The integer 1 can be divided into 10, 100 and 1000, which can be expressed in decimals.
One decimal place indicates a few tenths, two decimal places indicate a few percent, and three decimal places indicate a few thousandths.
Decimal system consists of integer part, decimal part and decimal part. The point in the number is called the decimal point, the number to the left of the decimal point is called the integer part, and the number to the right of the decimal point is called the decimal part.
In decimals, the series between every two adjacent counting units is 10. The propulsion rate between the tenth of the highest decimal unit in the decimal part and the first of the lowest decimal unit in the integer part is also 10.
2. Classification of decimals
Pure decimals: Decimals with zero integer parts are called pure decimals. For example, 0.25 and 0.368 are pure decimals.
With decimals: decimals whose integer part is not zero are called with decimals. For example, 3.25 and 5.26 are all decimals.
Finite decimals: The digits in the decimal part are finite decimals, which are called finite decimals. For example, 4 1.7, 25.3 and 0.23 are all finite decimals.
Infinite decimal: The digits in the decimal part are infinite decimal, which is called infinite decimal. For example: 4.333. 14 15926.
Infinite acyclic decimal: the decimal part of a number with irregular arrangement and unlimited digits. Such decimals are called infinite cyclic decimals. For example:
Cyclic decimal: the decimal part of a number, in which one or several numbers appear repeatedly in turn, is called cyclic decimal. For example: 3.5550.012.109438+009.
The decimal part of cyclic decimal is called the cyclic part of cyclic decimal. For example, the cycle node of 3.99 is 9, and the cycle node of 0.5454 is 54.
Pure cyclic decimal: the cyclic segment starts from the first digit of the decimal part, which is called pure cyclic decimal. For example: 3.1110.5656
Mixed cycle decimal: the cycle section does not start from the first digit of the decimal part. This is called mixed cyclic decimal. 3. 12220.03333
When writing a cyclic decimal, for simplicity, the cyclic part of the decimal only needs one cyclic segment, and a dot is added to the first and last digits of this cyclic segment. If there is only one number in the circle, just click a point on it. For example: 3.777 short form 0.5302302 short form.
Summary of Mathematical Decimal Knowledge Points Part II Unit 1 Angle and Decimal
Unit knowledge point
1, combined with the specific situation of shopping, initially understand the meaning of decimals, and can recognize, read and write simple decimals.
2. By exploring the process of how to compare decimal sizes, we can compare decimal sizes according to the shopping situation.
3, can calculate the addition and subtraction of a decimal, and can solve some related simple problems. (closely related to elements, angles and minutes)
4. Be able to use decimals to express some things in daily life and communicate.
Buy stationery
1, initially understand the specific meaning of decimal system, understand the relationship between decimal system and the unit of actual quantity it represents, and know, read and write simple decimal system.

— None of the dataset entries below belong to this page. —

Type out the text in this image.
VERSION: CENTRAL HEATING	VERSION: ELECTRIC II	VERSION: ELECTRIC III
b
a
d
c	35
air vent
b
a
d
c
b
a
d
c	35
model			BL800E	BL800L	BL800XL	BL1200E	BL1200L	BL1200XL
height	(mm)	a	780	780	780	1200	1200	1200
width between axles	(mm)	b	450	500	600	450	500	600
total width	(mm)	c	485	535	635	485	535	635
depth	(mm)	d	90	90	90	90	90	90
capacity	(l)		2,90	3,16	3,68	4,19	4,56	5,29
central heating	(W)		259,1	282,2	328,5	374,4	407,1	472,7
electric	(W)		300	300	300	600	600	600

2. Compare these decimals with the numbers they have learned before, and let them find that all decimals have decimal points.
3. Pay attention to the special position of 0 in decimal.
Shop around; Shopping around
1. Master the method of comparing decimal sizes flexibly and compare decimal sizes independently.
2. Cultivate the awareness of estimation.
3. The consecutive zeros at the end of the decimal part can be removed.
Buy a book.
1, in the process of various algorithms, teachers should guide students to observe the * * * situation of different algorithms, that is, the numbers of the same unit (digits) can be added.
2. Master vertical decimal addition and subtraction.
3. Master the vertical format (decimal point alignment).
Send a book
1, using decimal knowledge to solve practical problems in life.
2. Correctly handle the arithmetic problems that need to be carried or abdicated in the process of decimal addition and subtraction.
3, flexible use of estimation knowledge, and can explain the estimation process.